En büyük endişelerden biri de havalenin tekrar edip etmeyeceğidir. Aynı ateşli hastalık sırasında birden fazla havale geçirilmesi, havalenin 15 dakikadan uzun sürmesi, havale sırasında kasılma veya çırpınmanın vücudun tek tarafında olması, ailede epilepsi (sara) hastalığı öyküsünün olması ve çocuğun nörolojik gelişiminin biraz geri olması tekrar riskini artırmaktadır. Tekrarları önlemek amacıyla ateşle mücadale oldukça önemlidir. Ateşin takibi, etkili ateş düşürücülerin düzenli olarak kullanılması, gerektiğinde fizik soğutma yapılması veya ılık duş alınması önemlidir.
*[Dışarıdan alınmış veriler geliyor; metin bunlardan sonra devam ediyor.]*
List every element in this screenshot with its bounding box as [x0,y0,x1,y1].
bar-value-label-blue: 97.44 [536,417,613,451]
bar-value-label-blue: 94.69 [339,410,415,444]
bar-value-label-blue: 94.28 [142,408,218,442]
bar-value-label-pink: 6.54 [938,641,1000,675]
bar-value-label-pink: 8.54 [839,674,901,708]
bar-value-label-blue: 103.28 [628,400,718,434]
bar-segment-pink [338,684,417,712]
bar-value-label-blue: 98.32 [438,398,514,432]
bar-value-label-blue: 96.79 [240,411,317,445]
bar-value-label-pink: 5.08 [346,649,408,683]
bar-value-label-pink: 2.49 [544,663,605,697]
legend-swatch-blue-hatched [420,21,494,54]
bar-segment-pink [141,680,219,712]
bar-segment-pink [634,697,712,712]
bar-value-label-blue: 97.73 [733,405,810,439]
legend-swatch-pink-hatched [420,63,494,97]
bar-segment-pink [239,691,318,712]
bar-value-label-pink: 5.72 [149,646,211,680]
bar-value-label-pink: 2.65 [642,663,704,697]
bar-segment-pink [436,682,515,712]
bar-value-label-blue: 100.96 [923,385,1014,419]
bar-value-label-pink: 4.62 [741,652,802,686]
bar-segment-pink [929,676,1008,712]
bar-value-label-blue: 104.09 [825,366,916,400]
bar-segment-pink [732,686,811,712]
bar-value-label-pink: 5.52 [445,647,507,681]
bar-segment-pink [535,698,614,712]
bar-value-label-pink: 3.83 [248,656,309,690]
Israr eden ateş varlığında ateşin nedenin saptanması ve nedene yönelik ör: antibiyotiklerin kullanılması için hekime başvurmalıdır. Tekrarlayan ateşli havalelerin varlığında uzman hekim nöbet anında nöbet durdurucu ilaçlar veya koruyucu amaçlı uzun süreli ilaç tedavisi verilebilmektedir.

Ailelerin en büyük korkusu genellikle geçirilen nöbetten çok bu nöbetin, beynine zarar verip vermediği, ileride bir bedensel ya da zihinsel engele neden olup olmayacağıdır. Ateşli havaleler 30 dakikadan daha uzun sürmedikçe kalıcı bir hasara, sakatlığa neden olmamaktadır. Ateşli havale geçiren hastaların %2’sinde 6 yaşından sonra epilepsi gelişim riski bulunmaktadır.